Tax row: IT Dept rejects Nokia India's offer to pay Rs 2,250 cr
The Income Tax (IT) Department today told the Delhi high court that the offer of Finnish mobile maker Nokia to pay a minimum deposit of Rs 2,250 crore to it, out of the company's total tax liability of nearly Rs 6,500 crore, is not acceptable.business Updated: Dec 02, 2013 18:42 IST
The Income Tax (IT) Department today told the Delhi high court that the offer of Finnish mobile maker Nokia to pay a minimum deposit of Rs 2,250 crore to it, out of the company's total tax liability of nearly Rs 6,500 crore, is not acceptable.
Nokia India, however, stuck to its offer and said it is for the department to decide if they are better off with the proposed amount or without it.
A bench of justices Sanjiv Khanna and Sanjeev Sachdeva observed "you (Nokia) are offering nothing".
To this, senior advocate Harish Salve, appearing for Nokia, said "we are not in a position to offer more" and added that Rs 2,250 crore is minimum depending upon the outcome of its deal with Microsoft.
Earlier, the mobile handset-maker firm had sought lifting of a stay on transfer of its assets in India saying the court's injunction will jeopardize the sale of its Indian arm to Microsoft under the $ 7.2 billion global deal.
The bench listed the matter for December 9 when Nokia has to give details of its assets and liabilities as well as how much tax it has paid here.
The bench also questioned Nokia India's intention behind sending Rs 3,500 crore to its parent company as dividend of 18 years and asked why the amount should not be brought back here.
The bench made the observation after Nokia said it is exiting the mobile manufacturing business, globally, irrespective of whether its plant in India is sold.
The bench said that earlier Nokia had said it will continue manufacturing of mobiles here and now it is saying its unit in India will be wound up eventually.
"Why did you transfer Rs 3,500 crore abroad?

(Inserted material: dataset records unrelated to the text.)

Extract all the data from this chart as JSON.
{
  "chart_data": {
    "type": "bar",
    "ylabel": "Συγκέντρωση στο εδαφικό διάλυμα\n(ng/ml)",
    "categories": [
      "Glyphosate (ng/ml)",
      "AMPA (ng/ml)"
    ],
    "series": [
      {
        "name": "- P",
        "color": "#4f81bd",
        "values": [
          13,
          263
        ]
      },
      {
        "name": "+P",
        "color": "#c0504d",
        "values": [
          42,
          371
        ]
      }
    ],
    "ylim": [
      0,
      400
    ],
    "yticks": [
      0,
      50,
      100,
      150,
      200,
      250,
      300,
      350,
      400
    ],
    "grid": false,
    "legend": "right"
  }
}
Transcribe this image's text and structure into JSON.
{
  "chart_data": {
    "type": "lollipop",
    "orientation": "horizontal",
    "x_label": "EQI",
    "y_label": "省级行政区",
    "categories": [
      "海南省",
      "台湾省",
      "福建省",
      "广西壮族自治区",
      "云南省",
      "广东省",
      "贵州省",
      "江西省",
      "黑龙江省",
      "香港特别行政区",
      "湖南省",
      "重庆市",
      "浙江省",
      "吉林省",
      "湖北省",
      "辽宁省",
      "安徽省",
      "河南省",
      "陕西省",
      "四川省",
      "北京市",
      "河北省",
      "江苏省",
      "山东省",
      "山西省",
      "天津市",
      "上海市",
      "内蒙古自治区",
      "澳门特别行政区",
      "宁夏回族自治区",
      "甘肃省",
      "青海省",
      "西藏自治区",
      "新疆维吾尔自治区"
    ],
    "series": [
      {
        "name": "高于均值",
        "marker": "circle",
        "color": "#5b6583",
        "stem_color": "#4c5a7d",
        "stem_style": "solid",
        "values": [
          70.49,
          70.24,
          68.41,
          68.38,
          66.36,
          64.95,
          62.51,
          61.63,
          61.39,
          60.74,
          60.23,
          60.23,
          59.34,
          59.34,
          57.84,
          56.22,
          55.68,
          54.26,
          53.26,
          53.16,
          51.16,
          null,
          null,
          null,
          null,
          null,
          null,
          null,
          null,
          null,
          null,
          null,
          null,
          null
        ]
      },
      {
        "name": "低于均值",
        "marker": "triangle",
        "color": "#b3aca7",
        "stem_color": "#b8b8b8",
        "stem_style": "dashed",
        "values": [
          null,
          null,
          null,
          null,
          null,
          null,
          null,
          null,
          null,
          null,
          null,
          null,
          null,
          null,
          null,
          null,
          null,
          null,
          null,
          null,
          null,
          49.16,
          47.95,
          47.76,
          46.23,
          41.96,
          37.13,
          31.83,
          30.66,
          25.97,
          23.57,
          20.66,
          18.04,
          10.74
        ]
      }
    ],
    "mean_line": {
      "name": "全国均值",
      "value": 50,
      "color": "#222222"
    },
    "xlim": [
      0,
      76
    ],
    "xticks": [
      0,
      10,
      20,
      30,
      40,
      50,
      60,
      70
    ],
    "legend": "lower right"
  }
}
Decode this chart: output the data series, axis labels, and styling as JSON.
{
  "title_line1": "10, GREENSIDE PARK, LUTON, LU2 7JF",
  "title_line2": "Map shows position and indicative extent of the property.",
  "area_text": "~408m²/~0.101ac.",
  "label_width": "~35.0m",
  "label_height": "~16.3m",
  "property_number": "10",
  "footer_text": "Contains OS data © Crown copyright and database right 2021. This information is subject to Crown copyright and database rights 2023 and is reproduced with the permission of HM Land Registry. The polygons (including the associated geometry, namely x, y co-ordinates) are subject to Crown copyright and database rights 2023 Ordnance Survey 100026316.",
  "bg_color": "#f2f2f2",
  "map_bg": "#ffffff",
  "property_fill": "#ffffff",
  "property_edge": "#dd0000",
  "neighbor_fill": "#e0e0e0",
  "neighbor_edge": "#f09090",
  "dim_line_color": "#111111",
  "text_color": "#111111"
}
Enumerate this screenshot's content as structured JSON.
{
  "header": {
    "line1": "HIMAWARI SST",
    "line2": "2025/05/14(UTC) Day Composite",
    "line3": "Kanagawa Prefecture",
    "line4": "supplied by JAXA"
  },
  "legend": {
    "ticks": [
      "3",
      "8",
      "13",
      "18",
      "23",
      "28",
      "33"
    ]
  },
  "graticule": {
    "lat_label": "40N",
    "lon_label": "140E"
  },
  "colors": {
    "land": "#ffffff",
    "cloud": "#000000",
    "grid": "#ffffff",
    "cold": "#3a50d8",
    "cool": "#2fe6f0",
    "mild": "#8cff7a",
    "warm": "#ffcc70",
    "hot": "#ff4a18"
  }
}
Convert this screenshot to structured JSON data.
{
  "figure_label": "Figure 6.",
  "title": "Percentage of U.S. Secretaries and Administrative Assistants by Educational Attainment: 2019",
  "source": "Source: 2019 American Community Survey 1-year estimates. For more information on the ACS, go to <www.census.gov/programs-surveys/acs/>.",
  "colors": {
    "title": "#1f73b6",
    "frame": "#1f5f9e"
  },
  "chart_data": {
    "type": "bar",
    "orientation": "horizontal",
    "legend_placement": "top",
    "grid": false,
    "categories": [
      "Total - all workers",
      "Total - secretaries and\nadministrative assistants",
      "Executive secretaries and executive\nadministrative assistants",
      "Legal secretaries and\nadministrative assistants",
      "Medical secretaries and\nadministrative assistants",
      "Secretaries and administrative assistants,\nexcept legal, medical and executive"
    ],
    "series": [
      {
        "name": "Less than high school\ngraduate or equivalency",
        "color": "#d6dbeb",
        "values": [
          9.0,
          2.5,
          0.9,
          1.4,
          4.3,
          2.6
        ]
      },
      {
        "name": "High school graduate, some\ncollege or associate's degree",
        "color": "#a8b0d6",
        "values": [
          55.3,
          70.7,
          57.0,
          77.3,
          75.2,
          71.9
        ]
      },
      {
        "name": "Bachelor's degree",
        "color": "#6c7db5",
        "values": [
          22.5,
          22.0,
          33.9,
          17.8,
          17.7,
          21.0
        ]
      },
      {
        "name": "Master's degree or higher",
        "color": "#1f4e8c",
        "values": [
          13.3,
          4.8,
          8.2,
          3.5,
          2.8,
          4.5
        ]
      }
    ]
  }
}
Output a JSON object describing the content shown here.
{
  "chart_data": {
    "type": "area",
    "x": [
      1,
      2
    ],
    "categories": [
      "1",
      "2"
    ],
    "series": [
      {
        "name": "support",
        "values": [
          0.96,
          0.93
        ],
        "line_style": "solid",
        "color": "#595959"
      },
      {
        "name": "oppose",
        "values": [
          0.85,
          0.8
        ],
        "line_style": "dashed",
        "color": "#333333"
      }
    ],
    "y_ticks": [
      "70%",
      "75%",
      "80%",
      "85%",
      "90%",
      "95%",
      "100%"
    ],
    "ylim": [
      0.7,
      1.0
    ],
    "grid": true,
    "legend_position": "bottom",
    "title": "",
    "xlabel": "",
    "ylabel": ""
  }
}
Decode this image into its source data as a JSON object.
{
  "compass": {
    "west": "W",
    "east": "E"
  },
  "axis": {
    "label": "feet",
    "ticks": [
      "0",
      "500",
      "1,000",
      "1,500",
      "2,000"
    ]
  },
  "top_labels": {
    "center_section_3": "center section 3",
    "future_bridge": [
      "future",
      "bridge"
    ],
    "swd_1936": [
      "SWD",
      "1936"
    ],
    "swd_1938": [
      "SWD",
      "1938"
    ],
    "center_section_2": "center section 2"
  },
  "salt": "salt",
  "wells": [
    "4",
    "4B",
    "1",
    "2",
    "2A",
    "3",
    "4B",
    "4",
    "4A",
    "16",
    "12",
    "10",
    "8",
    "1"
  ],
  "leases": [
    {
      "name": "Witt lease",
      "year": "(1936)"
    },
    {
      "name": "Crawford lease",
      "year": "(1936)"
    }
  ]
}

Was it not your intention not to keep liquid assets here? You had Rs 4,100 crore cash here (dividend and tax combined). You repatriate it.
"When they (IT department) attach your bank accounts, you come here. That time you were categorical that manufacturing (here) will go on. Now, there is a change in your stand. So shouldn't the amount (that was repatriated) be brought back to India?" the bench said.